Pideau was riding beside him, morose, silent. His expression was brooding. His eyes were narrowed to mere slits as though striving to conceal the evil of the mind behind them. He, too, was gazing far ahead, but he was concerned with nothing he beheld.
Every now and again a quick sidelong glance took in the youth at his side. And apparently the Wolf remained unconscious of the attention, which was without a shadow of friendliness or good will.
But, in fact, the boy was acutely alive to his companion’s glances. And, moreover, he possessed full understanding of the reason and purpose lying behind them. Years of bitter experience had taught him so much of Pideau. He understood the mire of evil that filled the man’s soul. Well enough he knew that the name with which he had himself been dubbed rightly should have been bestowed on the father of Annette. For there was no attribute of the fierce marauder of the forest that Pideau did not possess. Right down to the queer, haunting cowardice which is a fundamental of it.
The Wolf knew that dire threat was overshadowing him. And in Pideau the nature of such a threat could only possess one interpretation.
The cattle were moving ahead, herded with the skill of trained sheep dogs by Rene and Pete. It was the boy who controlled their work. Pideau took no hand. It was the boy, in fact, who had controlled everything from his first confronting of Pideau in the act of his crime, to the ghastly work which had occupied the long hours of night.
It was little wonder that the boy longed for forgetfulness. Clean, wholesome, imbued with a frank delight in the simple fact of existence, and the exercise of a keen, natural intelligence, he had found himself wallowing in a sink of horror, driven to it by circumstances which had been beyond his power of escape. He had realized that Pideau, for the sake of Annette, must be saved from the consequences of his own savage, blundering crime. And, with a generosity he could not deny, he had hurled himself to the man’s support.
The reaction of the horror of the night still crowded down upon him. It was all utterly unforgettable. The two murdered policemen. Their two horses. Then the ghastly task to which his hunter’s training and instinct had been put.
He had seen the fire devouring equipment and clothing till not a single recognizable shred remained to betray. He had seen the stiffened human bodies hurled to the hungry maw of the bottomless mire of the muskeg. Then there had been that worst of all necessity. Two fine-mettled bronchos, full of life and equine beauty, had been turned adrift in the forests with the reasonable certainty that they would hardly survive more than a few days.

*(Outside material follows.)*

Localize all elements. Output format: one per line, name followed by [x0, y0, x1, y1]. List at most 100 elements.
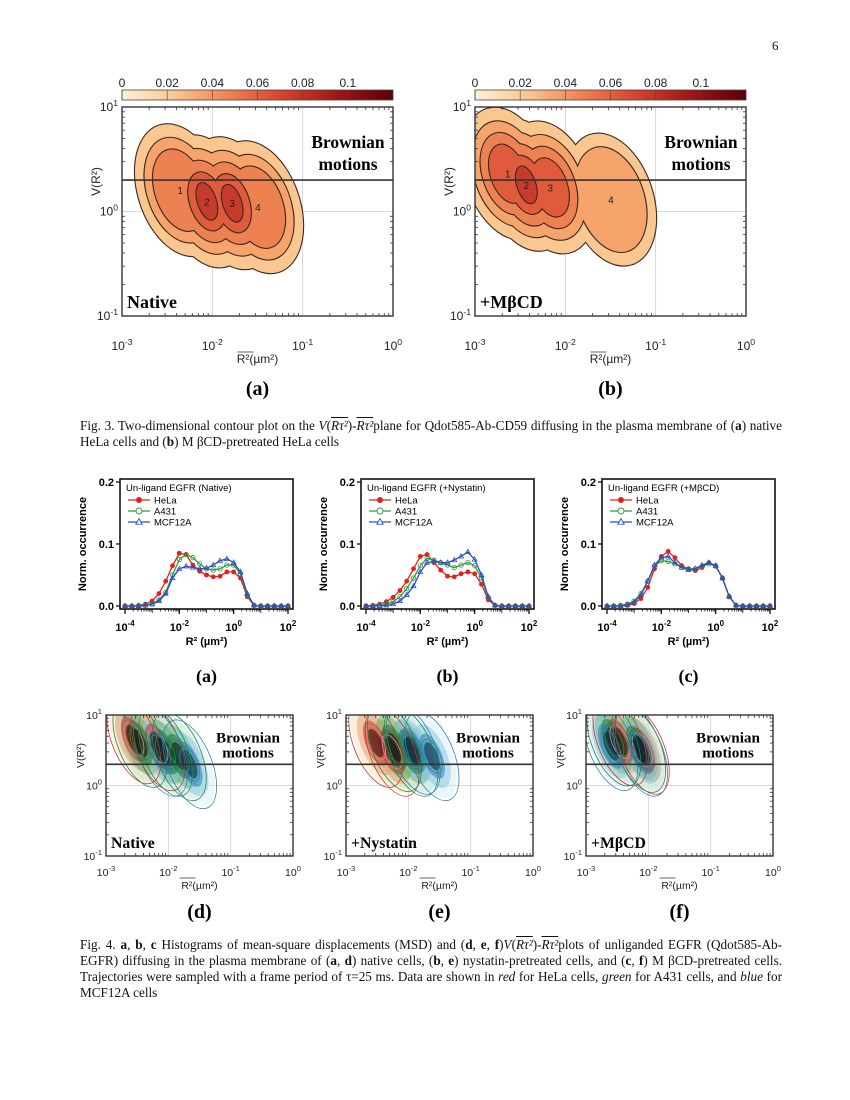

And all the while there had not been one moment when he had dared relax his vigilance for his own personal safety. Pideau was a coward. And the boy’s woodcraft, hunting the timber wolf, had long since taught him the treachery of which the coward is capable.
The Wolf had learned so much since he had parted from Annette the morning before. In a few short hours he had learned his own strength. And he knew that what he had done had placed Annette’s father in the position of a trapped fox. He had a shrewd understanding. And the sum of possible consequences came to him easily. He was, metaphorically, watching the snapping jaws of the trapped fox, and knew that his own safety lay in his wit in avoiding them.